18 May 2010

Health Reform's Next Test

The Washington Post

Jim Yong Kim
 
Health insurance reform is now law, giving millions of Americans access to the full resources of our health-care system for the first time. The question becomes: How can we ensure that they -- and all of us -- receive value-based and high-quality care?

It is well known that U.S. health-care costs, as a share of our economy, are the highest in the world but that compared to other industrialized countries, our results are the worst. The Dartmouth Atlas has documented the enormous waste in our system and shown that spending more money and performing more medical procedures do not equal better outcomes for patients.

Americans deserve health care that is coordinated across physicians and health systems, and that is effective, appropriate and safe. As a nation, we have a moral and a fiscal responsibility to ensure that all patients receive value for health services. While the achievement of health insurance reform was historic, it is time to focus on the next step: improving quality while bending the unsustainable cost curve significantly.
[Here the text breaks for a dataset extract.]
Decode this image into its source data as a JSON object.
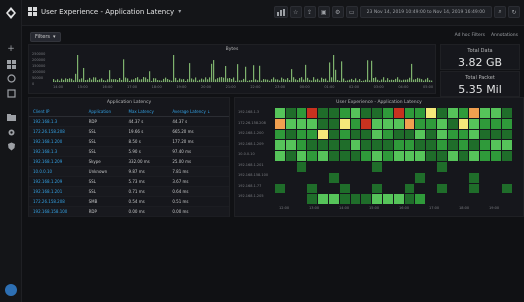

We are physicians and researchers; one of us is now a college president, and the other head of a leading academic medical center. We share a history of work in medicine, science, policy reform and education. We also share the view that throughout history, our most difficult problems have found scientific solutions.

We propose the rapid expansion of a new field to tackle the twin problems of how to provide high-quality health care while lowering costs: health-care delivery science.

This new field will work with the recognition that truly reforming health care requires more than the efforts of one entity. We cannot blame government or insurers or physicians for the complex and multilayered problem. No single group or entity created the puzzle that is our health-care system; it is not reasonable to expect one group to solve it.

What will lead to improvements is a multidisciplinary approach that brings the best minds to focus on the problem. Experts in management, systems thinking and engineering, sociology, anthropology, environmental science, economics, medicine, health policy and other fields must join together to apply a laser focus to fixing the delivery system.

Why? Consider the moving pieces of a patient-health system encounter. A patient comes into the emergency room. Immediately, judgments are made about how sick she is and what treatments she needs. There is no universal medical record for that patient, so the provider has no idea about her medical history, medication use or preexisting conditions. Incomplete information is relayed through layers of nurses, physicians, specialists and the shifts of personnel who replace them. In the absence of real-time information, tests are ordered and treatment decisions made. Perhaps after an overnight stay, barring complications from drug interactions or perhaps an unrecognized underlying condition, she is discharged, with no further transfer of information to a provider and, more important, no follow-up to see whether the treatment was effective. The symptoms were treated; the patient was not.

The best insurance in the world will not fix this problem. We need a whole new cadre of people committed to applying their expertise to the challenge of health-care delivery.

We have begun building that cadre at Dartmouth with the establishment of a Center for Health Care Delivery Science. But it is our hope that many more institutions will work together to generate the needed evidence on health-care delivery solutions, to disseminate that knowledge and to train the current and future professionals who will put solutions into practice. We envision a network of centers across the country that will marry research and implementation from the start -- finding and testing delivery solutions with practitioners and patients on the front lines.

The recent health legislation establishes an implicit covenant with the American people. The spirit of this covenant goes far beyond insurance. In exchange for new public and private investment in the health system, Americans expect access to effective, high-quality care within a financially sustainable system. With a robust science of health-care delivery, this goal can be achieved.

Jim Yong Kim is president of Dartmouth College. James N. Weinstein is president of the Dartmouth-Hitchcock Clinic.